The LGBTQIA+ community in Burkina Faso responds with shock to lawmakers’ decision to recriminalise consensual same-sex sexual relationships.
On 1 September 2025, all 71 MPs in Burkina Faso voted to adopt a new Persons and Family Code. Under the amended Code, anyone convicted of engaging in homosexual activity now faces between two and five years in prison, or a fine ranging from $3,600 to $17,800.
Burkina Faso’s Justice Minister, Edasso Rodrique Bayala, told the national broadcaster RTB that “if a person is a perpetrator of homosexuality or similar practices, as well as bizarre behaviour, they will go before a judge.”
In a statement featured on the Amnesty International website, Amnesty International Regional Director for West and Central Africa, Marceau Sivieude, said that although they welcomed some provisions of the Persons and Family Code — such as setting the minimum age for marriage at 18, establishing consent between two parties as the basis of marriage, and eliminating gender discrimination in inheritance rights — the move to criminalise same-sex relations was alarming. (…) “This does nothing but create discrimination and violates the right to equality before the law.”

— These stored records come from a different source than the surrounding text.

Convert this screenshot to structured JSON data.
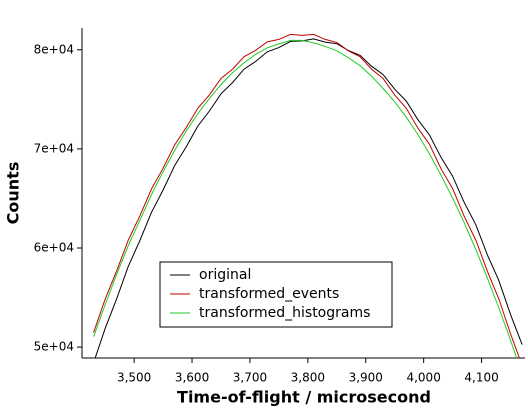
{
  "chart_data": {
    "type": "line",
    "xlabel": "Time-of-flight / microsecond",
    "ylabel": "Counts",
    "x": [
      3430,
      3450,
      3470,
      3490,
      3510,
      3530,
      3550,
      3570,
      3590,
      3610,
      3630,
      3650,
      3670,
      3690,
      3710,
      3730,
      3750,
      3770,
      3790,
      3810,
      3830,
      3850,
      3870,
      3890,
      3910,
      3930,
      3950,
      3970,
      3990,
      4010,
      4030,
      4050,
      4070,
      4090,
      4110,
      4130,
      4150,
      4170
    ],
    "series": [
      {
        "name": "original",
        "color": "#000000",
        "values": [
          48430,
          51900,
          54880,
          58150,
          60760,
          63600,
          65850,
          68330,
          70200,
          72300,
          73820,
          75560,
          76700,
          78050,
          78830,
          79800,
          80220,
          80850,
          80900,
          81100,
          80780,
          80620,
          79930,
          79450,
          78350,
          77500,
          76020,
          74820,
          72950,
          71400,
          69150,
          67250,
          64600,
          62350,
          59300,
          56700,
          53300,
          50250
        ]
      },
      {
        "name": "transformed_events",
        "color": "#c00000",
        "values": [
          51480,
          54850,
          57700,
          60800,
          63250,
          65950,
          68050,
          70400,
          72150,
          74100,
          75450,
          77100,
          78050,
          79300,
          79950,
          80800,
          81050,
          81550,
          81450,
          81550,
          81050,
          80750,
          79900,
          79300,
          78050,
          77100,
          75450,
          74100,
          72100,
          70450,
          68000,
          66000,
          63200,
          60800,
          57650,
          54850,
          51350,
          48150
        ]
      },
      {
        "name": "transformed_histograms",
        "color": "#22cc22",
        "values": [
          51050,
          54300,
          57350,
          60250,
          62800,
          65400,
          67700,
          69850,
          71800,
          73550,
          75100,
          76500,
          77700,
          78700,
          79550,
          80200,
          80600,
          80950,
          80950,
          80700,
          80350,
          79900,
          79200,
          78400,
          77350,
          76100,
          74750,
          73200,
          71450,
          69500,
          67350,
          65050,
          62550,
          59850,
          56950,
          53950,
          50700,
          47300
        ]
      }
    ],
    "xlim": [
      3410,
      4175
    ],
    "ylim": [
      48900,
      82200
    ],
    "xticks": [
      {
        "value": 3500,
        "label": "3,500"
      },
      {
        "value": 3600,
        "label": "3,600"
      },
      {
        "value": 3700,
        "label": "3,700"
      },
      {
        "value": 3800,
        "label": "3,800"
      },
      {
        "value": 3900,
        "label": "3,900"
      },
      {
        "value": 4000,
        "label": "4,000"
      },
      {
        "value": 4100,
        "label": "4,100"
      }
    ],
    "yticks": [
      {
        "value": 50000,
        "label": "5e+04"
      },
      {
        "value": 60000,
        "label": "6e+04"
      },
      {
        "value": 70000,
        "label": "7e+04"
      },
      {
        "value": 80000,
        "label": "8e+04"
      }
    ],
    "legend": "lower center"
  }
}
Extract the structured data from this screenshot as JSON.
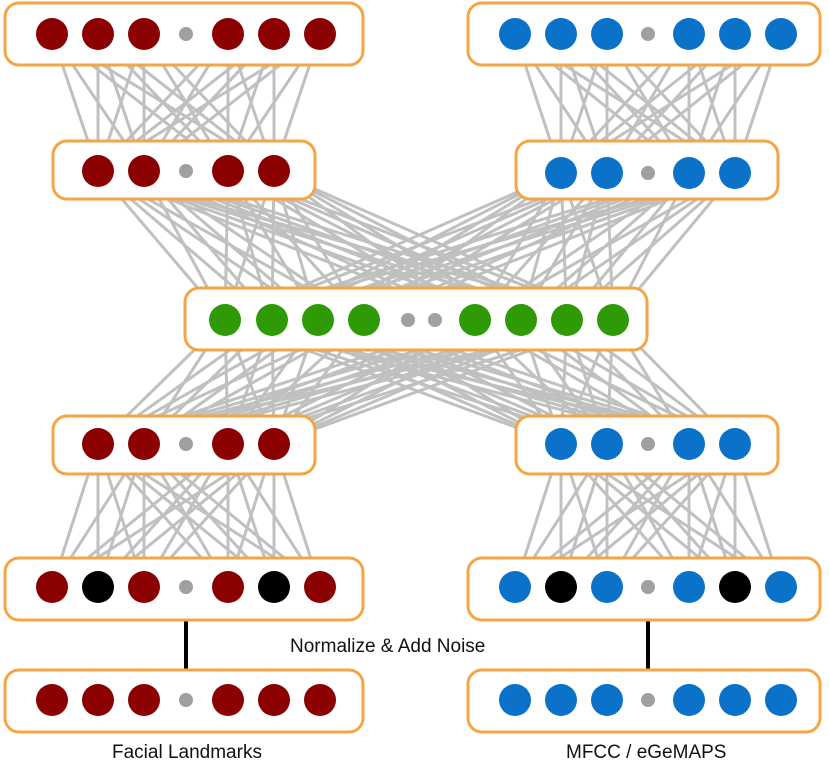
{
  "labels": {
    "left_input": "Facial Landmarks",
    "right_input": "MFCC / eGeMAPS",
    "process": "Normalize & Add Noise"
  },
  "colors": {
    "face_node": "#8b0000",
    "audio_node": "#0a72c9",
    "shared_node": "#2e9b06",
    "masked_node": "#000000",
    "dot_node": "#a0a0a0",
    "edge": "#c0c0c0",
    "layer_box": "#f4a544",
    "connector": "#000000"
  },
  "layers": [
    {
      "id": "face-out",
      "pattern": "NNN.NNN",
      "color": "face_node"
    },
    {
      "id": "face-hidden-top",
      "pattern": "NN.NN",
      "color": "face_node"
    },
    {
      "id": "shared",
      "pattern": "NNNN..NNNN",
      "color": "shared_node"
    },
    {
      "id": "face-hidden-bottom",
      "pattern": "NN.NN",
      "color": "face_node"
    },
    {
      "id": "face-noisy-input",
      "pattern": "NMN.NMN",
      "color": "face_node"
    },
    {
      "id": "face-input",
      "pattern": "NNN.NNN",
      "color": "face_node"
    },
    {
      "id": "audio-out",
      "pattern": "NNN.NNN",
      "color": "audio_node"
    },
    {
      "id": "audio-hidden-top",
      "pattern": "NN.NN",
      "color": "audio_node"
    },
    {
      "id": "audio-hidden-bottom",
      "pattern": "NN.NN",
      "color": "audio_node"
    },
    {
      "id": "audio-noisy-input",
      "pattern": "NMN.NMN",
      "color": "audio_node"
    },
    {
      "id": "audio-input",
      "pattern": "NNN.NNN",
      "color": "audio_node"
    }
  ],
  "connections": [
    [
      "face-out",
      "face-hidden-top"
    ],
    [
      "audio-out",
      "audio-hidden-top"
    ],
    [
      "face-hidden-top",
      "shared"
    ],
    [
      "audio-hidden-top",
      "shared"
    ],
    [
      "shared",
      "face-hidden-bottom"
    ],
    [
      "shared",
      "audio-hidden-bottom"
    ],
    [
      "face-hidden-bottom",
      "face-noisy-input"
    ],
    [
      "audio-hidden-bottom",
      "audio-noisy-input"
    ]
  ],
  "links": [
    [
      "face-noisy-input",
      "face-input"
    ],
    [
      "audio-noisy-input",
      "audio-input"
    ]
  ]
}
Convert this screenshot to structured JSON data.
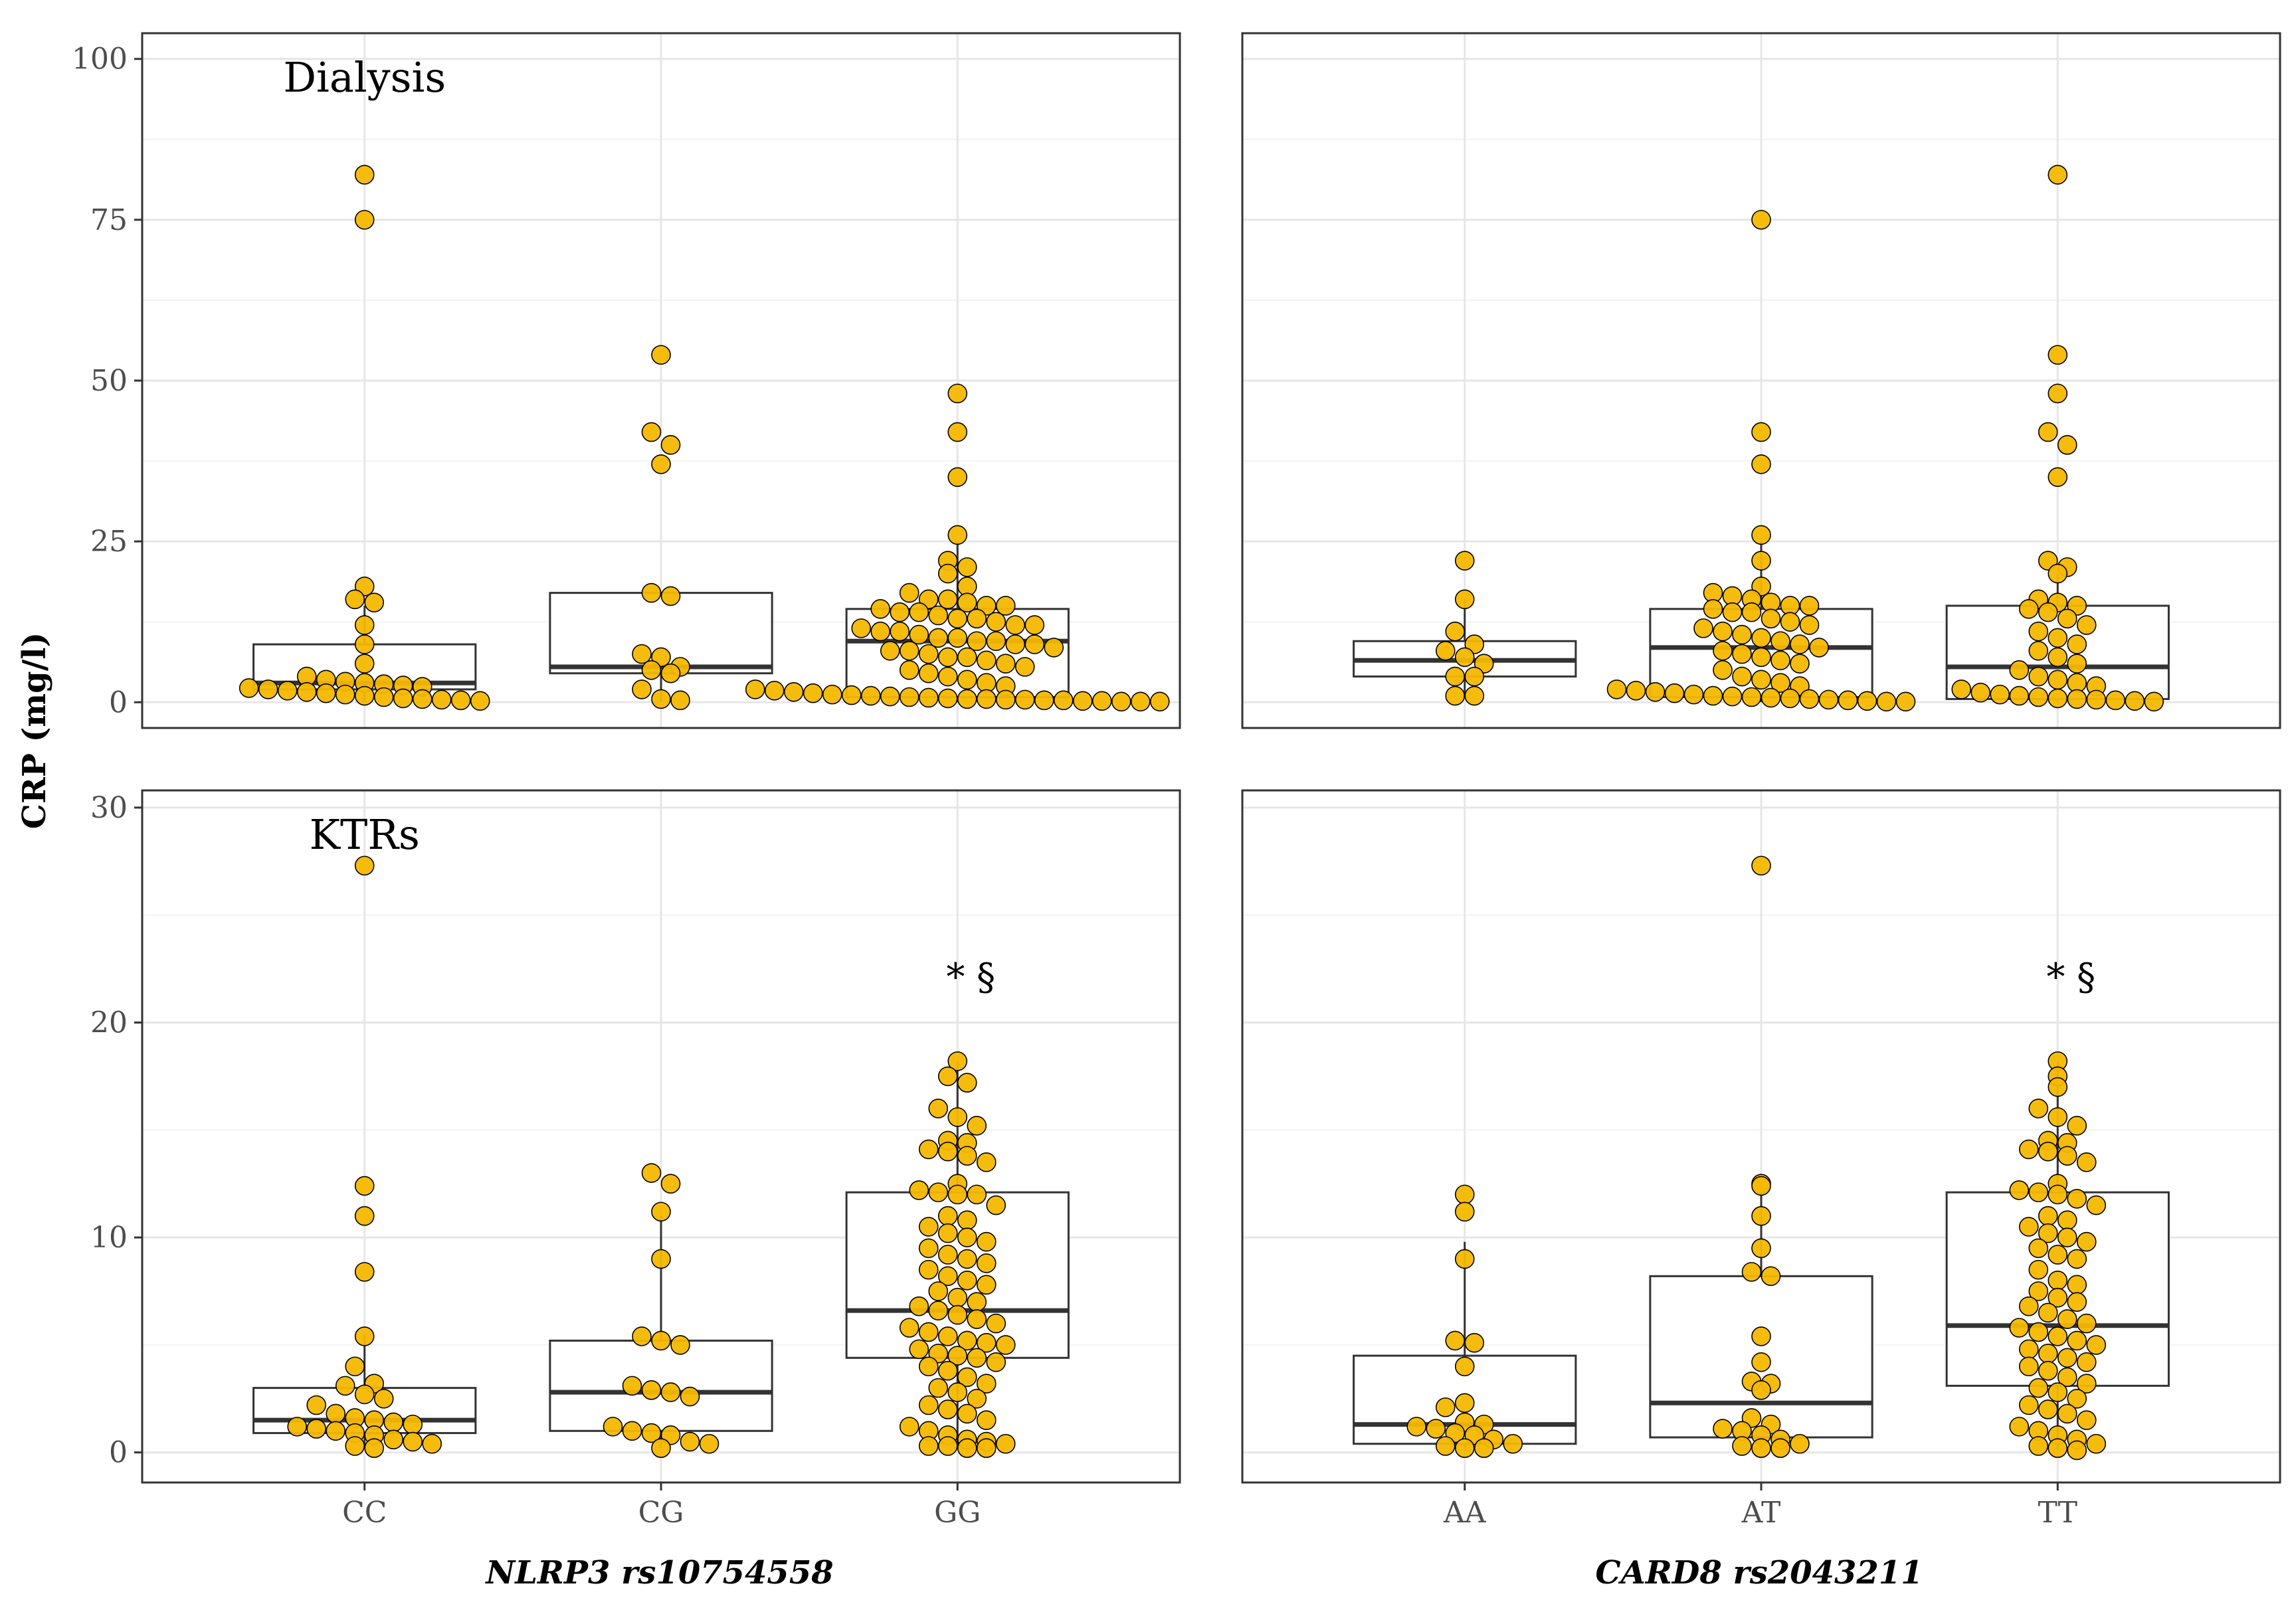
{
  "chart_data": {
    "type": "box+dotplot",
    "ylabel": "CRP (mg/l)",
    "point_color": "#F5B800",
    "panels": [
      {
        "row": "top",
        "col": "left",
        "annotation": "Dialysis",
        "ylim": [
          -4,
          104
        ],
        "yticks": [
          0,
          25,
          50,
          75,
          100
        ],
        "groups": [
          {
            "label": "CC",
            "box": {
              "q1": 2.0,
              "median": 3.0,
              "q3": 9.0,
              "whisker_low": 0,
              "whisker_high": 15
            },
            "points": [
              82,
              75,
              18,
              16,
              15.5,
              12,
              9,
              6,
              4,
              3.5,
              3.2,
              3,
              2.8,
              2.6,
              2.4,
              2.2,
              2,
              1.8,
              1.6,
              1.4,
              1.2,
              1,
              0.8,
              0.6,
              0.5,
              0.4,
              0.3,
              0.2
            ]
          },
          {
            "label": "CG",
            "box": {
              "q1": 4.5,
              "median": 5.5,
              "q3": 17.0,
              "whisker_low": 0,
              "whisker_high": 17
            },
            "points": [
              54,
              42,
              40,
              37,
              17,
              16.5,
              7.5,
              7,
              5.5,
              5,
              4.5,
              2,
              0.5,
              0.3
            ]
          },
          {
            "label": "GG",
            "box": {
              "q1": 0.8,
              "median": 9.5,
              "q3": 14.5,
              "whisker_low": 0,
              "whisker_high": 25
            },
            "points": [
              48,
              42,
              35,
              26,
              22,
              21,
              20,
              18,
              17,
              16,
              16,
              15.5,
              15,
              15,
              14.5,
              14,
              14,
              13.5,
              13,
              13,
              12.5,
              12,
              12,
              11.5,
              11,
              11,
              10.5,
              10,
              10,
              9.5,
              9.5,
              9,
              9,
              8.5,
              8,
              8,
              7.5,
              7,
              7,
              6.5,
              6,
              5.5,
              5,
              4.5,
              4,
              3.5,
              3,
              2.5,
              2,
              1.8,
              1.6,
              1.4,
              1.2,
              1.1,
              1,
              0.9,
              0.8,
              0.7,
              0.6,
              0.5,
              0.5,
              0.4,
              0.4,
              0.3,
              0.3,
              0.2,
              0.2,
              0.1,
              0.1,
              0.1
            ]
          }
        ]
      },
      {
        "row": "top",
        "col": "right",
        "annotation": "",
        "ylim": [
          -4,
          104
        ],
        "yticks": [
          0,
          25,
          50,
          75,
          100
        ],
        "groups": [
          {
            "label": "AA",
            "box": {
              "q1": 4.0,
              "median": 6.5,
              "q3": 9.5,
              "whisker_low": 1,
              "whisker_high": 16
            },
            "points": [
              22,
              16,
              11,
              9,
              8,
              7,
              6,
              4,
              4,
              1,
              1
            ]
          },
          {
            "label": "AT",
            "box": {
              "q1": 0.8,
              "median": 8.5,
              "q3": 14.5,
              "whisker_low": 0,
              "whisker_high": 25
            },
            "points": [
              75,
              42,
              37,
              26,
              22,
              18,
              17,
              16.5,
              16,
              15.5,
              15,
              15,
              14.5,
              14,
              14,
              13,
              12.5,
              12,
              11.5,
              11,
              10.5,
              10,
              9.5,
              9,
              8.5,
              8,
              7.5,
              7,
              6.5,
              6,
              5,
              4,
              3.5,
              3,
              2.5,
              2,
              1.8,
              1.6,
              1.4,
              1.2,
              1,
              0.9,
              0.8,
              0.7,
              0.6,
              0.5,
              0.4,
              0.3,
              0.2,
              0.1,
              0.1
            ]
          },
          {
            "label": "TT",
            "box": {
              "q1": 0.5,
              "median": 5.5,
              "q3": 15.0,
              "whisker_low": 0,
              "whisker_high": 20
            },
            "points": [
              82,
              54,
              48,
              42,
              40,
              35,
              22,
              21,
              20,
              16,
              15.5,
              15,
              14.5,
              14,
              13,
              12,
              11,
              10,
              9,
              8,
              7,
              6,
              5,
              4,
              3.5,
              3,
              2.5,
              2,
              1.5,
              1.2,
              1,
              0.8,
              0.6,
              0.5,
              0.4,
              0.3,
              0.2,
              0.1
            ]
          }
        ]
      },
      {
        "row": "bottom",
        "col": "left",
        "annotation": "KTRs",
        "ylim": [
          -1.4,
          30.8
        ],
        "yticks": [
          0,
          10,
          20,
          30
        ],
        "groups": [
          {
            "label": "CC",
            "box": {
              "q1": 0.9,
              "median": 1.5,
              "q3": 3.0,
              "whisker_low": 0.2,
              "whisker_high": 5.5
            },
            "star": "",
            "points": [
              27.3,
              12.4,
              11,
              8.4,
              5.4,
              4,
              3.2,
              3.1,
              2.7,
              2.5,
              2.2,
              1.8,
              1.6,
              1.5,
              1.4,
              1.3,
              1.2,
              1.1,
              1,
              0.9,
              0.8,
              0.6,
              0.5,
              0.4,
              0.3,
              0.2
            ]
          },
          {
            "label": "CG",
            "box": {
              "q1": 1.0,
              "median": 2.8,
              "q3": 5.2,
              "whisker_low": 0.2,
              "whisker_high": 11
            },
            "star": "",
            "points": [
              13,
              12.5,
              11.2,
              9,
              5.4,
              5.2,
              5,
              3.1,
              2.9,
              2.8,
              2.6,
              1.2,
              1,
              0.9,
              0.8,
              0.5,
              0.4,
              0.2
            ]
          },
          {
            "label": "GG",
            "box": {
              "q1": 4.4,
              "median": 6.6,
              "q3": 12.1,
              "whisker_low": 0.2,
              "whisker_high": 18.2
            },
            "star": "* §",
            "points": [
              18.2,
              17.5,
              17.2,
              16,
              15.6,
              15.2,
              14.5,
              14.4,
              14.1,
              14,
              13.8,
              13.5,
              12.5,
              12.2,
              12.1,
              12,
              12,
              11.5,
              11,
              10.8,
              10.5,
              10.2,
              10,
              9.8,
              9.5,
              9.2,
              9,
              8.8,
              8.5,
              8.2,
              8,
              7.8,
              7.5,
              7.2,
              7,
              6.8,
              6.6,
              6.4,
              6.2,
              6,
              5.8,
              5.6,
              5.4,
              5.2,
              5.1,
              5,
              4.8,
              4.6,
              4.5,
              4.4,
              4.2,
              4,
              3.8,
              3.5,
              3.2,
              3,
              2.8,
              2.5,
              2.2,
              2,
              1.8,
              1.5,
              1.2,
              1,
              0.8,
              0.6,
              0.5,
              0.4,
              0.3,
              0.3,
              0.2,
              0.2
            ]
          }
        ]
      },
      {
        "row": "bottom",
        "col": "right",
        "annotation": "",
        "ylim": [
          -1.4,
          30.8
        ],
        "yticks": [
          0,
          10,
          20,
          30
        ],
        "groups": [
          {
            "label": "AA",
            "box": {
              "q1": 0.4,
              "median": 1.3,
              "q3": 4.5,
              "whisker_low": 0.1,
              "whisker_high": 9.8
            },
            "star": "",
            "points": [
              12,
              11.2,
              9,
              5.2,
              5.1,
              4,
              2.3,
              2.1,
              1.4,
              1.3,
              1.2,
              1.1,
              0.9,
              0.8,
              0.6,
              0.4,
              0.3,
              0.2,
              0.2
            ]
          },
          {
            "label": "AT",
            "box": {
              "q1": 0.7,
              "median": 2.3,
              "q3": 8.2,
              "whisker_low": 0.2,
              "whisker_high": 12.5
            },
            "star": "",
            "points": [
              27.3,
              12.4,
              12.5,
              11,
              9.5,
              8.4,
              8.2,
              5.4,
              4.2,
              3.3,
              3.2,
              2.9,
              1.6,
              1.3,
              1.1,
              1,
              0.8,
              0.6,
              0.4,
              0.3,
              0.2,
              0.2
            ]
          },
          {
            "label": "TT",
            "box": {
              "q1": 3.1,
              "median": 5.9,
              "q3": 12.1,
              "whisker_low": 0.1,
              "whisker_high": 18.2
            },
            "star": "* §",
            "points": [
              18.2,
              17.5,
              17,
              16,
              15.6,
              15.2,
              14.5,
              14.4,
              14.1,
              14,
              13.8,
              13.5,
              12.5,
              12.2,
              12.1,
              12,
              11.8,
              11.5,
              11,
              10.8,
              10.5,
              10.2,
              10,
              9.8,
              9.5,
              9.2,
              9,
              8.5,
              8,
              7.8,
              7.5,
              7.2,
              7,
              6.8,
              6.5,
              6.2,
              6,
              5.8,
              5.6,
              5.4,
              5.2,
              5,
              4.8,
              4.6,
              4.4,
              4.2,
              4,
              3.8,
              3.5,
              3.2,
              3,
              2.8,
              2.5,
              2.2,
              2,
              1.8,
              1.5,
              1.2,
              1,
              0.8,
              0.6,
              0.4,
              0.3,
              0.2,
              0.1
            ]
          }
        ]
      }
    ],
    "xlabels": {
      "left": "NLRP3 rs10754558",
      "right": "CARD8 rs2043211"
    }
  }
}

Sivieude also said that Burkina Faso is now at odds with the African Charter on Human and Peoples’ Rights and the International Covenant on Civil and Political Rights, which the country ratified.
In another interview, Paul (not his real name), a member of the Burkina LGBTQIA+ community, said: “For my own safety I’ve become much more distrustful, I’ve shut myself off and try not to talk to certain people. How will we go to health centres? Will doctors and nurses protect us? Or will they report us?”
Like in some other African countries, the new legislation is suspected of aiming to distract the population from pressing issues such as poverty and displacement. LGBTQIA+ activist Frank Malaba told the Washington Blade that the Traoré regime “is now using queer people as a scapegoat.”
“Today it’s queer people; tomorrow, it could be women’s rights, journalists, or dissenters. A government that dictates whom you can love will not stop there,” Malaba said. “It is dehumanising. This law legitimises violence, blackmail, and the persecution of LGBTQIA+ people. It emboldens homophobic attacks, leaving individuals vulnerable to abuse from both the state and society. Celebrating the criminalisation of homosexuality is not defending morals or family — it is celebrating hate, oppression, and the denial of people’s humanity. That is the true face of bigotry.”
Amnesty International reports that Burkina Faso now follows in the footsteps of its neighbour Mali, which criminalised homosexuality in December 2024 under a new penal code. The Malian law defines consensual same-sex intimacy as “unnatural acts” and “offences related to indecent exposure,” punishing it with up to two years in prison and a fine of 200,000 CFA francs (€300). Both nations are currently governed by unelected military juntas.
Burkina Faso’s decision adds to the list of roughly 30 African countries that continue to criminalise consensual same-sex intimacy. Historically, such laws have been used to justify discrimination, violence, and human rights abuses against LGBTQIA+ people across the continent.
Burkina’s military ruler, Ibrahim Traoré, has cultivated an image as a fierce opponent of colonialism and Western domination. Ironically, his regime is now resurrecting a colonial-era legacy: laws that declare war on sexual minorities.